The Terem Palace in the Kremlin
After the conflagration in 1635, Russian master builders Bazhen
Ogurtsov, Antip Konstantinov, Trefil Sharutin and Larlon Ushakov built
new brick chambers for the tzar on to the parts of the older wooden
palace erected by the architect Alevisio Fryazin in 1499-1508.
If you take a close look at the facade of the palace, you will see that
the middle window of the upper storey, in the tzar's study, is decorated
with a particularly at tractive white-stone surround. It was called the
Petition Window. From here a box was lowered into which anyone could put
a petition which the tzar himself supposedly read and considered.
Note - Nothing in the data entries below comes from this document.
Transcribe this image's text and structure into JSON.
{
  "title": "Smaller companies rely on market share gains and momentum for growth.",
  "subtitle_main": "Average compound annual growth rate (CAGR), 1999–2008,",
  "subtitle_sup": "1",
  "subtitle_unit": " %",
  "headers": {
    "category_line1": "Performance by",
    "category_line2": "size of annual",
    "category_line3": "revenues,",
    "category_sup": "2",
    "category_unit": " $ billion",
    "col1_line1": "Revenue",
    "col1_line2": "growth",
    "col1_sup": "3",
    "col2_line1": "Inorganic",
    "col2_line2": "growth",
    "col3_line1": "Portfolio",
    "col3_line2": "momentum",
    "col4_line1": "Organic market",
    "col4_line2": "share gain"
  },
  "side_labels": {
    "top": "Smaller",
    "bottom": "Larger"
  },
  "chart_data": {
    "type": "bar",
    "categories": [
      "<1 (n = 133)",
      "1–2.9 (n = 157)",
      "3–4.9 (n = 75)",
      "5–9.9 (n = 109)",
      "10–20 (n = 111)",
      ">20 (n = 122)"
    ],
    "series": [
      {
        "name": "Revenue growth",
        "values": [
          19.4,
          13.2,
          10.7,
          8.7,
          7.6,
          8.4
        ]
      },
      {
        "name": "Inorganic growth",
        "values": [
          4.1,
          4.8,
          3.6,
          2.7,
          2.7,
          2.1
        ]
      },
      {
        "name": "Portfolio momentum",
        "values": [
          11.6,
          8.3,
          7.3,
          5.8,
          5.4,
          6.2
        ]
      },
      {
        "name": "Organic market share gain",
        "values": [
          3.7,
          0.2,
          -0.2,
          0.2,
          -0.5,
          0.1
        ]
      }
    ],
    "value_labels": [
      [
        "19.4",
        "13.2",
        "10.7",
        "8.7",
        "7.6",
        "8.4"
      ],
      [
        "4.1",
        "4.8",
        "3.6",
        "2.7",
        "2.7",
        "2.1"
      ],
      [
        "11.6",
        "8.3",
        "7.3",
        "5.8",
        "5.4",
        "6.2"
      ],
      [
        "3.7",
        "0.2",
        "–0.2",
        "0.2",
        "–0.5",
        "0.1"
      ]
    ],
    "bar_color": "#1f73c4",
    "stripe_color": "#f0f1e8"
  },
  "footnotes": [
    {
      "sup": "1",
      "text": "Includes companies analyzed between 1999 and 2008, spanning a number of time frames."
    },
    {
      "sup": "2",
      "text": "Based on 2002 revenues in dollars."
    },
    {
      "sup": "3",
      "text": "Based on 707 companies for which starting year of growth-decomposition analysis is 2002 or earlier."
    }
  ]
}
Petitions would lie in wait for a long time and the box came to be known
as the Long Box among the common people and gave rise to the saying, "to
leave one's business to the Long Box".
The Terem Palace helps one form an idea of everyday life in the palace
at the time. The old basement built by Alevisio housed service
facilities, as well as storerooms and cellars. Part of the Terem Palace
was occupied by palatial workshops where ceremonial vestments, clothes
and linens for the tzar and his family were made and kept. The Tzar's
living quarters, the Terems, occupied three upper stories. Adjoining
them on their south side was a vast open place known as the Boyar
Square. From here, a stairway led to the Upper Saviour Square, the
entrance to which was screened off by the famous Golden Grille,
skilfully forged from copper, painted and gilded. It is reminiscent of
the Copper Rebellion, shocked Moscow three hundred years ago.